26 de septiembre de 2019

La vida CUESTA

Hay días que no deberían existir. Días en los que dan ganas de rebobinar y querer volver a empezar porque no ha salido como tú querías. Días en los que tenías el propósito de que fueran buenos y acabas mal. Cuando te das cuenta de ciertas realidades es difícil ir viendo el color a las cosas. Y en muchas ocasiones me planteo que cada vez se pone peor, que a veces es preferible no saber nada. Mientras más sé, soy más infeliz, al darte cuenta de que la realidad es dura, cruda, cruel. Lo es en el ámbito laboral, pero no lo es menos dura, cruel y cruel en lo personal. ¿Qué sentido tiene seguir luchando cuando por más que luchas cada vez es peor, cuando no aparecen visos de que esto vaya ir aunque sea un poco mejor? Es tan agotadora la vida. Es tan difícil seguir andando para tratar, no ya de vivir, sino de subsistir. Como decía Marwan, "La vida cuesta". Y cuesta mucho. Sobre todo para quien quiere tener sueños y no consigue soñar nada. Estoy preocupado porque sin sueños, no hay caminos, y porque creo que esto es un hecho.


Ocurre también que sin alguien, no se puede equilibrar los problemas, ni disfrutar las alegrías.
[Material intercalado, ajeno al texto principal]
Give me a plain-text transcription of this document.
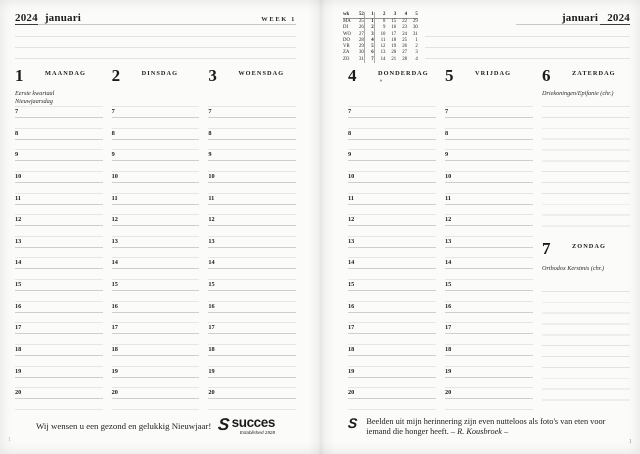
2024 januari	WEEK 1
1	MAANDAG
Eerste kwartaal
Nieuwjaarsdag
7
8
9
10
11
12
13
14
15
16
17
18
19
20
2	DINSDAG
7
8
9
10
11
12
13
14
15
16
17
18
19
20
3	WOENSDAG
7
8
9
10
11
12
13
14
15
16
17
18
19
20
Wij wensen u een gezond en gelukkig Nieuwjaar! S succes
Established 1928
1
wk	52	1	2	3	4	5
MA	25	1	8	15	22	29
DI	26	2	9	16	23	30
WO	27	3	10	17	24	31
DO	28	4	11	18	25	1
VR	29	5	12	19	26	2
ZA	30	6	13	20	27	3
ZO	31	7	14	21	28	4
januari 2024
4	DONDERDAG
◑
7
8
9
10
11
12
13
14
15
16
17
18
19
20
5	VRIJDAG
7
8
9
10
11
12
13
14
15
16
17
18
19
20
6	ZATERDAG
Driekoningen/Epifanie (chr.)
7	ZONDAG
Orthodox Kerstmis (chr.)
S Beelden uit mijn herinnering zijn even nutteloos als foto's van eten voor iemand die honger heeft. – R. Kousbroek –
1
La soledad es terrible, sobre todo cuando cada vez es mayor y no consigues, de ninguna forma, rodearte de personas, y lejos de ello, se van marchando sin encontrar explicación.

Me siento cansado, me siento sumamente hastiado de muchas cosas. Por increíble que parezca, echo de menos cuando estaba en "Rancho", aquella montaña en mitad de la nada, donde vivía solo, como un ermitaño, sin ruidos, sin personas, como todo un Zaratrustra, o como Thoreau en Walden. Allí pude saber quién era yo. Hoy día ya no sé bien qué soy. Hay muchas personas a mi alrededor, pero hay mucha soledad. La soledad de aquella montaña era infinita, y dolía, pero era otra cosa que me marcó. Me gusta donde estoy ahora pero es totalmente diferente. 

Lo que tengo bastante claro es que tengo la sensación, si bien no la certeza, de que este período, pudiendo finalizar en "X" tiempo, será también relativamente efímero, durará el tiempo que sea y yo tendré DE NUEVO que reinventarme. Y ya estoy bastante cansado de inventar versiones de mi en función de las adversidades. Es agotador porque ya no tengo veintitantos.


Sea como sea, cada vez queda menos tiempo para llegar a Guatemala. Y es curioso porque cuando yo vaya para allá, mi futuro laboral estará por decidirse, estará todo muy cerca. Me juego los cuartos fuera de casa, para seguir en casa, pero estoy pensando más en el momento en que vuelva a Guatemala y sienta el desapego...si bien ya tengo el desapego aquí mismo, ergo no pertenezco en realidad ni a Guatemala, ni a España. Qué difícil es la vida. Cómo cuesta la vida. 

Música
Esta canción que pongo aquí es de Sebastián Yatra con Reik. A este último lo descubrí en una canción que espero poder poner en el momento oportuno. La música de Yatra la conocí el año pasado. Prácticamente no hay canción de él que no me guste. La canción se llama "Un año" y se publicó hace prácticamente un año. Al principio no me entraba mucho, hoy la escuché por la mañana en la radio y dije: ¿Cómo no me pudo gustar? Supongo que es cuestión de estados de ánimo.